In 2013, Anġlu Farrugia knew all about the “fourth floor” of the Labour headquarters. He spoke up because he felt slighted when he was forced to quit the party’s deputy leadership. But he forgot about it all when he was bought off again by Joseph Muscat.

But let’s allow for the fact that in 2013 they may have been so keen to throw out the nationalists, they would have done nothing to endanger their prospects of election. They had no excuse in 2016, barely half way through their first term. They could have; the should have done something then.

They should have thrown out Joseph Muscat, Keith Schembri, Konrad Mizzi and Chris Cardona, apologise to the public for not realising before what the crooks had been up to, explain what they would do to avoid a repetition, and contritely rebuild a relationship of trust with the electorate.

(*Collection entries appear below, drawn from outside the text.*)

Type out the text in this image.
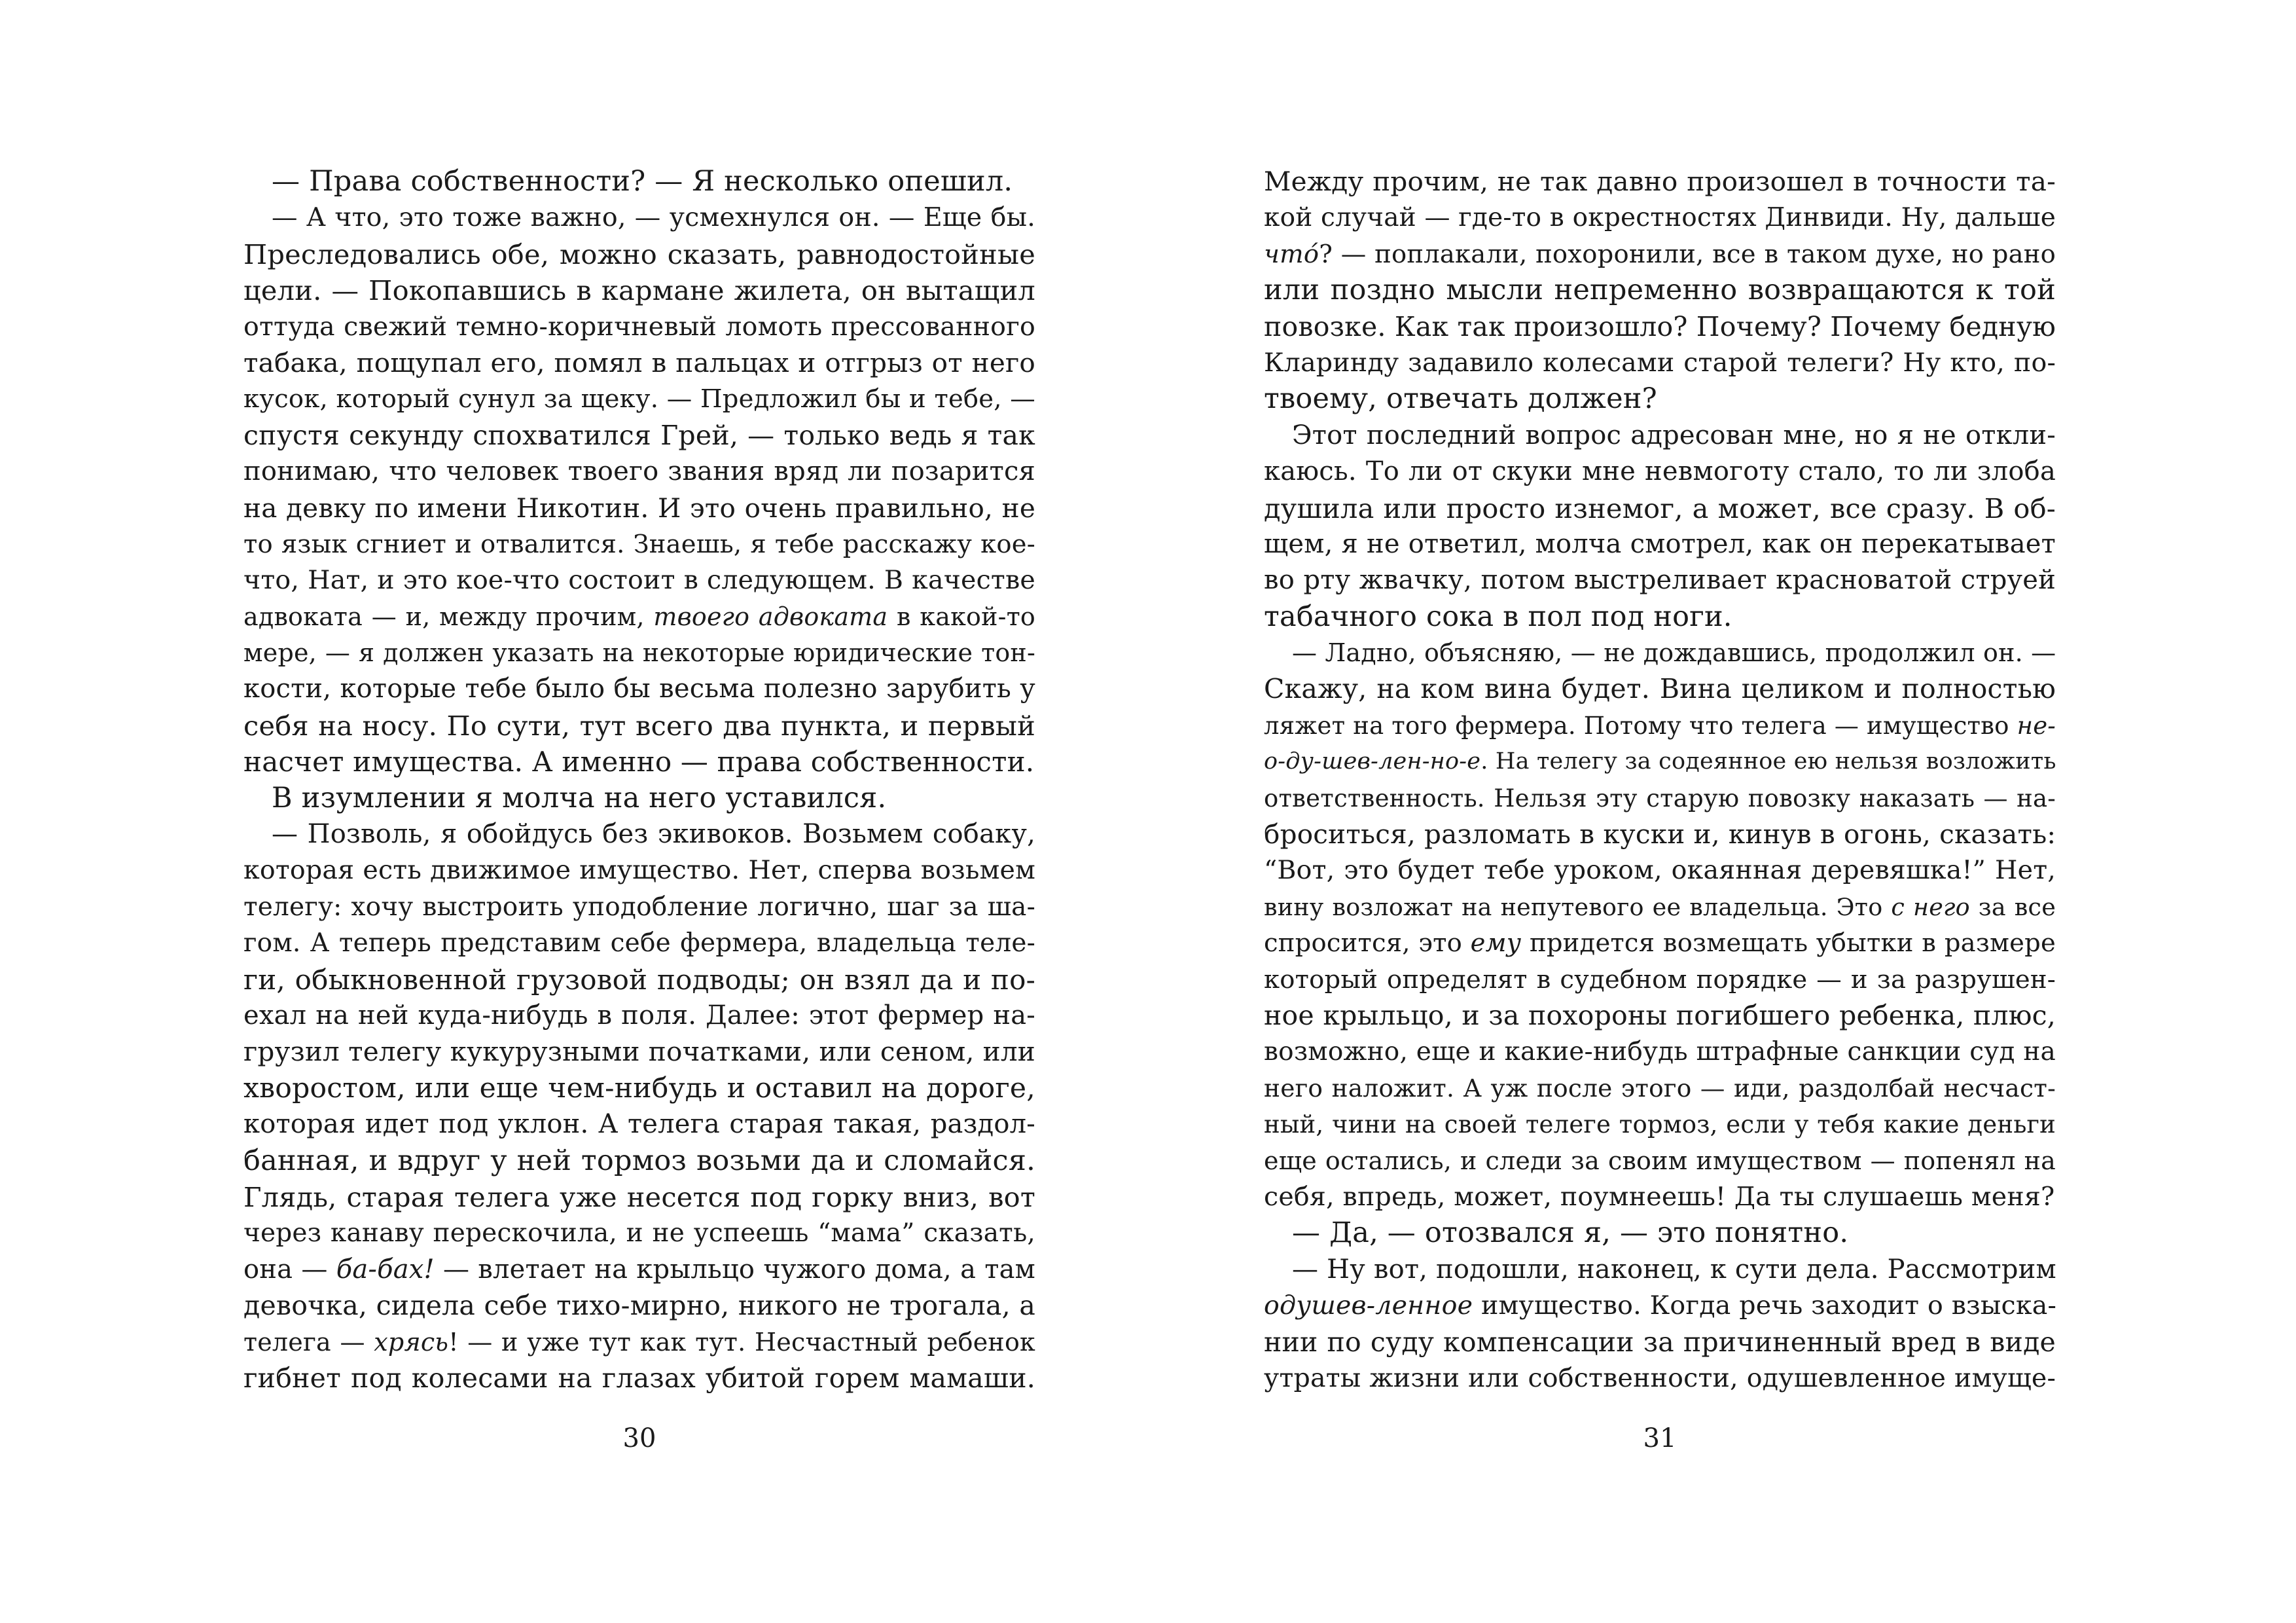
— Права собственности? — Я несколько опешил.
— А что, это тоже важно, — усмехнулся он. — Еще бы.
Преследовались обе, можно сказать, равнодостойные
цели. — Покопавшись в кармане жилета, он вытащил
оттуда свежий темно-коричневый ломоть прессованного
табака, пощупал его, помял в пальцах и отгрыз от него
кусок, который сунул за щеку. — Предложил бы и тебе, —
спустя секунду спохватился Грей, — только ведь я так
понимаю, что человек твоего звания вряд ли позарится
на девку по имени Никотин. И это очень правильно, не
то язык сгниет и отвалится. Знаешь, я тебе расскажу кое-
что, Нат, и это кое-что состоит в следующем. В качестве
адвоката — и, между прочим, твоего адвоката в какой-то
мере, — я должен указать на некоторые юридические тон-
кости, которые тебе было бы весьма полезно зарубить у
себя на носу. По сути, тут всего два пункта, и первый
насчет имущества. А именно — права собственности.
В изумлении я молча на него уставился.
— Позволь, я обойдусь без экивоков. Возьмем собаку,
которая есть движимое имущество. Нет, сперва возьмем
телегу: хочу выстроить уподобление логично, шаг за ша-
гом. А теперь представим себе фермера, владельца теле-
ги, обыкновенной грузовой подводы; он взял да и по-
ехал на ней куда-нибудь в поля. Далее: этот фермер на-
грузил телегу кукурузными початками, или сеном, или
хворостом, или еще чем-нибудь и оставил на дороге,
которая идет под уклон. А телега старая такая, раздол-
банная, и вдруг у ней тормоз возьми да и сломайся.
Глядь, старая телега уже несется под горку вниз, вот
через канаву перескочила, и не успеешь “мама” сказать,
она — ба-бах! — влетает на крыльцо чужого дома, а там
девочка, сидела себе тихо-мирно, никого не трогала, а
телега — хрясь! — и уже тут как тут. Несчастный ребенок
гибнет под колесами на глазах убитой горем мамаши.
30
Между прочим, не так давно произошел в точности та-
кой случай — где-то в окрестностях Динвиди. Ну, дальше
что́? — поплакали, похоронили, все в таком духе, но рано
или поздно мысли непременно возвращаются к той
повозке. Как так произошло? Почему? Почему бедную
Кларинду задавило колесами старой телеги? Ну кто, по-
твоему, отвечать должен?
Этот последний вопрос адресован мне, но я не откли-
каюсь. То ли от скуки мне невмоготу стало, то ли злоба
душила или просто изнемог, а может, все сразу. В об-
щем, я не ответил, молча смотрел, как он перекатывает
во рту жвачку, потом выстреливает красноватой струей
табачного сока в пол под ноги.
— Ладно, объясняю, — не дождавшись, продолжил он. —
Скажу, на ком вина будет. Вина целиком и полностью
ляжет на того фермера. Потому что телега — имущество не-
о-ду-шев-лен-но-е. На телегу за содеянное ею нельзя возложить
ответственность. Нельзя эту старую повозку наказать — на-
броситься, разломать в куски и, кинув в огонь, сказать:
“Вот, это будет тебе уроком, окаянная деревяшка!” Нет,
вину возложат на непутевого ее владельца. Это с него за все
спросится, это ему придется возмещать убытки в размере
который определят в судебном порядке — и за разрушен-
ное крыльцо, и за похороны погибшего ребенка, плюс,
возможно, еще и какие-нибудь штрафные санкции суд на
него наложит. А уж после этого — иди, раздолбай несчаст-
ный, чини на своей телеге тормоз, если у тебя какие деньги
еще остались, и следи за своим имуществом — попенял на
себя, впредь, может, поумнеешь! Да ты слушаешь меня?
— Да, — отозвался я, — это понятно.
— Ну вот, подошли, наконец, к сути дела. Рассмотрим
одушев-ленное имущество. Когда речь заходит о взыска-
нии по суду компенсации за причиненный вред в виде
утраты жизни или собственности, одушевленное имуще-
31
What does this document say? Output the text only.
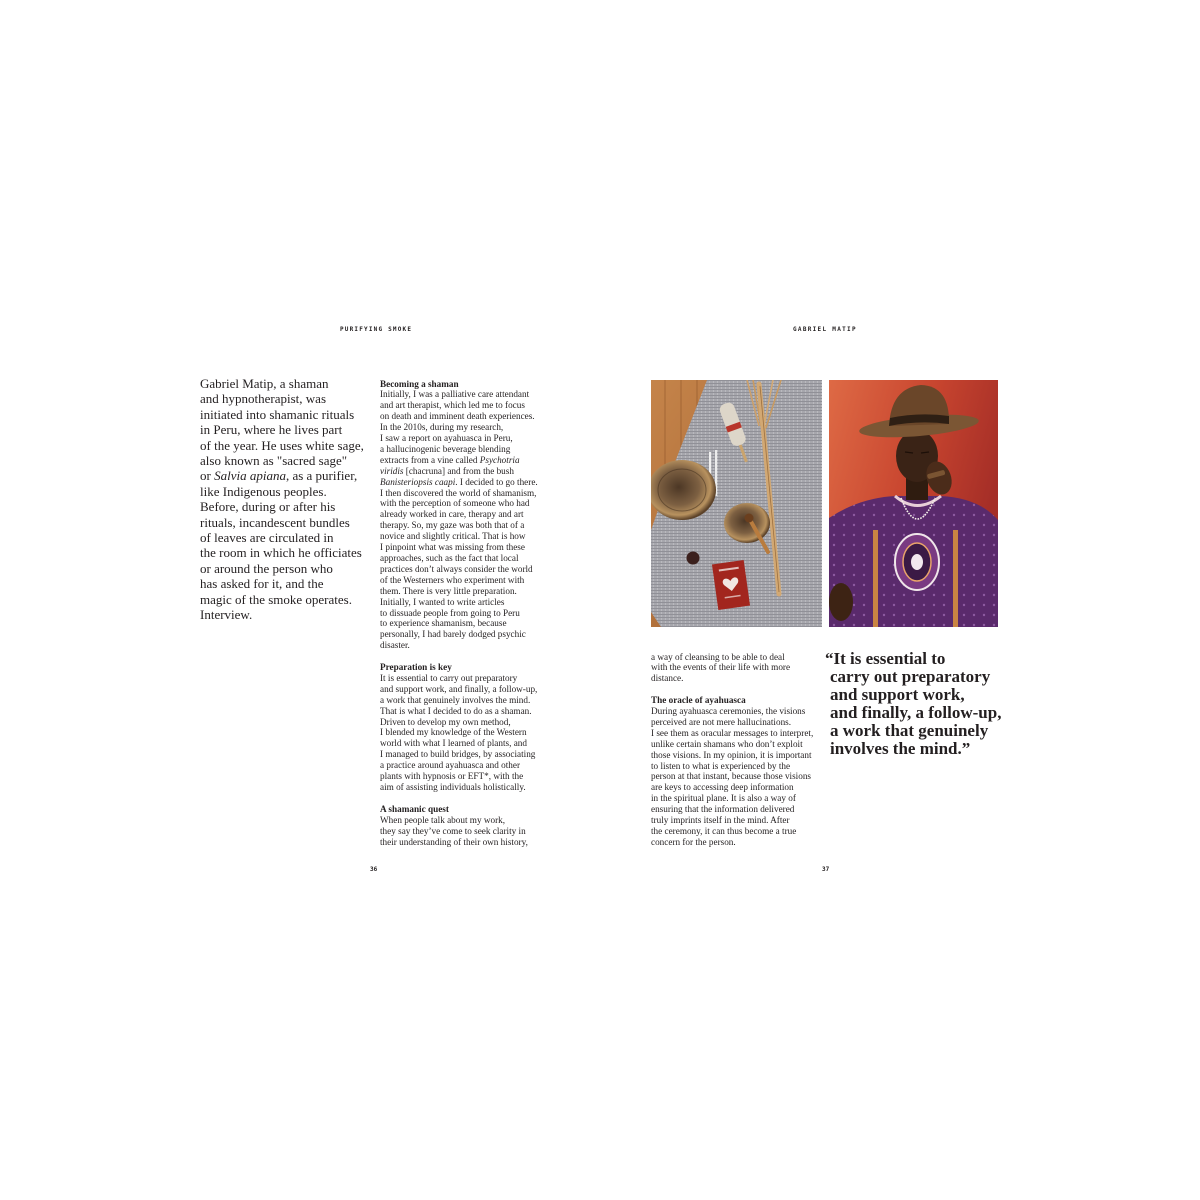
PURIFYING SMOKE
Gabriel Matip, a shaman
and hypnotherapist, was
initiated into shamanic rituals
in Peru, where he lives part
of the year. He uses white sage,
also known as "sacred sage"
or Salvia apiana, as a purifier,
like Indigenous peoples.
Before, during or after his
rituals, incandescent bundles
of leaves are circulated in
the room in which he officiates
or around the person who
has asked for it, and the
magic of the smoke operates.
Interview.
Becoming a shaman
Initially, I was a palliative care attendant
and art therapist, which led me to focus
on death and imminent death experiences.
In the 2010s, during my research,
I saw a report on ayahuasca in Peru,
a hallucinogenic beverage blending
extracts from a vine called Psychotria
viridis [chacruna] and from the bush
Banisteriopsis caapi. I decided to go there.
I then discovered the world of shamanism,
with the perception of someone who had
already worked in care, therapy and art
therapy. So, my gaze was both that of a
novice and slightly critical. That is how
I pinpoint what was missing from these
approaches, such as the fact that local
practices don’t always consider the world
of the Westerners who experiment with
them. There is very little preparation.
Initially, I wanted to write articles
to dissuade people from going to Peru
to experience shamanism, because
personally, I had barely dodged psychic
disaster.
Preparation is key
It is essential to carry out preparatory
and support work, and finally, a follow-up,
a work that genuinely involves the mind.
That is what I decided to do as a shaman.
Driven to develop my own method,
I blended my knowledge of the Western
world with what I learned of plants, and
I managed to build bridges, by associating
a practice around ayahuasca and other
plants with hypnosis or EFT*, with the
aim of assisting individuals holistically.
A shamanic quest
When people talk about my work,
they say they’ve come to seek clarity in
their understanding of their own history,
36
GABRIEL MATIP
a way of cleansing to be able to deal
with the events of their life with more
distance.
The oracle of ayahuasca
During ayahuasca ceremonies, the visions
perceived are not mere hallucinations.
I see them as oracular messages to interpret,
unlike certain shamans who don’t exploit
those visions. In my opinion, it is important
to listen to what is experienced by the
person at that instant, because those visions
are keys to accessing deep information
in the spiritual plane. It is also a way of
ensuring that the information delivered
truly imprints itself in the mind. After
the ceremony, it can thus become a true
concern for the person.
“It is essential to
carry out preparatory
and support work,
and finally, a follow-up,
a work that genuinely
involves the mind.”
37
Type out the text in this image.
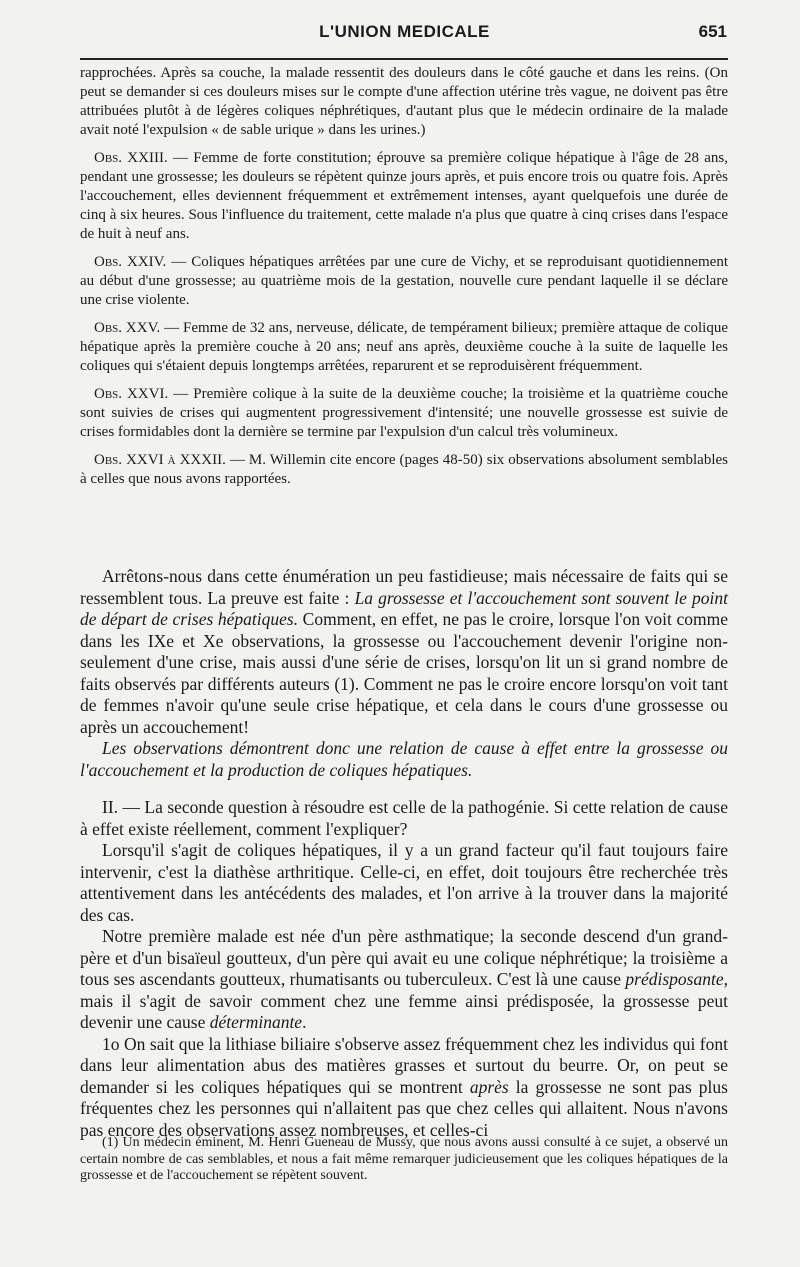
L'UNION MEDICALE	651

rapprochées. Après sa couche, la malade ressentit des douleurs dans le côté gauche et dans les reins. (On peut se demander si ces douleurs mises sur le compte d'une affection utérine très vague, ne doivent pas être attribuées plutôt à de légères coliques néphrétiques, d'autant plus que le médecin ordinaire de la malade avait noté l'expulsion « de sable urique » dans les urines.)

Obs. XXIII. — Femme de forte constitution; éprouve sa première colique hépatique à l'âge de 28 ans, pendant une grossesse; les douleurs se répètent quinze jours après, et puis encore trois ou quatre fois. Après l'accouchement, elles deviennent fréquemment et extrêmement intenses, ayant quelquefois une durée de cinq à six heures. Sous l'influence du traitement, cette malade n'a plus que quatre à cinq crises dans l'espace de huit à neuf ans.

Obs. XXIV. — Coliques hépatiques arrêtées par une cure de Vichy, et se reproduisant quotidiennement au début d'une grossesse; au quatrième mois de la gestation, nouvelle cure pendant laquelle il se déclare une crise violente.

Obs. XXV. — Femme de 32 ans, nerveuse, délicate, de tempérament bilieux; première attaque de colique hépatique après la première couche à 20 ans; neuf ans après, deuxième couche à la suite de laquelle les coliques qui s'étaient depuis longtemps arrêtées, reparurent et se reproduisèrent fréquemment.

Obs. XXVI. — Première colique à la suite de la deuxième couche; la troisième et la quatrième couche sont suivies de crises qui augmentent progressivement d'intensité; une nouvelle grossesse est suivie de crises formidables dont la dernière se termine par l'expulsion d'un calcul très volumineux.

Obs. XXVI à XXXII. — M. Willemin cite encore (pages 48-50) six observations absolument semblables à celles que nous avons rapportées.

Arrêtons-nous dans cette énumération un peu fastidieuse; mais nécessaire de faits qui se ressemblent tous. La preuve est faite : La grossesse et l'accouchement sont souvent le point de départ de crises hépatiques. Comment, en effet, ne pas le croire, lorsque l'on voit comme dans les IXe et Xe observations, la grossesse ou l'accouchement devenir l'origine non-seulement d'une crise, mais aussi d'une série de crises, lorsqu'on lit un si grand nombre de faits observés par différents auteurs (1). Comment ne pas le croire encore lorsqu'on voit tant de femmes n'avoir qu'une seule crise hépatique, et cela dans le cours d'une grossesse ou après un accouchement!

Les observations démontrent donc une relation de cause à effet entre la grossesse ou l'accouchement et la production de coliques hépatiques.

II. — La seconde question à résoudre est celle de la pathogénie. Si cette relation de cause à effet existe réellement, comment l'expliquer?

Lorsqu'il s'agit de coliques hépatiques, il y a un grand facteur qu'il faut toujours faire intervenir, c'est la diathèse arthritique. Celle-ci, en effet, doit toujours être recherchée très attentivement dans les antécédents des malades, et l'on arrive à la trouver dans la majorité des cas.

Notre première malade est née d'un père asthmatique; la seconde descend d'un grand-père et d'un bisaïeul goutteux, d'un père qui avait eu une colique néphrétique; la troisième a tous ses ascendants goutteux, rhumatisants ou tuberculeux. C'est là une cause prédisposante, mais il s'agit de savoir comment chez une femme ainsi prédisposée, la grossesse peut devenir une cause déterminante.

1o On sait que la lithiase biliaire s'observe assez fréquemment chez les individus qui font dans leur alimentation abus des matières grasses et surtout du beurre. Or, on peut se demander si les coliques hépatiques qui se montrent après la grossesse ne sont pas plus fréquentes chez les personnes qui n'allaitent pas que chez celles qui allaitent. Nous n'avons pas encore des observations assez nombreuses, et celles-ci

(1) Un médecin éminent, M. Henri Gueneau de Mussy, que nous avons aussi consulté à ce sujet, a observé un certain nombre de cas semblables, et nous a fait même remarquer judicieusement que les coliques hépatiques de la grossesse et de l'accouchement se répètent souvent.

Instead, they facilitated the elimination of the only people challenging the criminals: Simon Busuttil’s exile from politics and the killing of Daphne Caruana Galizia. And they still sit back and watch civil society campaigners isolated and their act of protest criminalised.

Ian Castaldi Paris insists we should not go down “this way of doing politics” by circulating the image of his semen-stained lips from two years ago. He wants us to do what he did for Keith Schembri. He wants us to cover up for him and for all the enablers that kept Keith Schembri in power.

Ian Castaldi Paris may have thought Keith Schembri had a “heart of gold”. Bloody hell, he hasn’t said he doesn’t think so any more. But he’d better believe we don’t have a “heart of gold”. We’ll hold him to account. His party must answer to the public why they’ve done this and what they’re going to do to atone.

And if the public is slow to realise that a majority within it still applauds being robbed by the people it trusted, we’ll be patient. Labour can win as many elections as it can manage. But one day, as Keith Schembri probably must have realised at some point staring at the ceiling of his prison cell, voters will realise what happened and hold the Labour Party to account.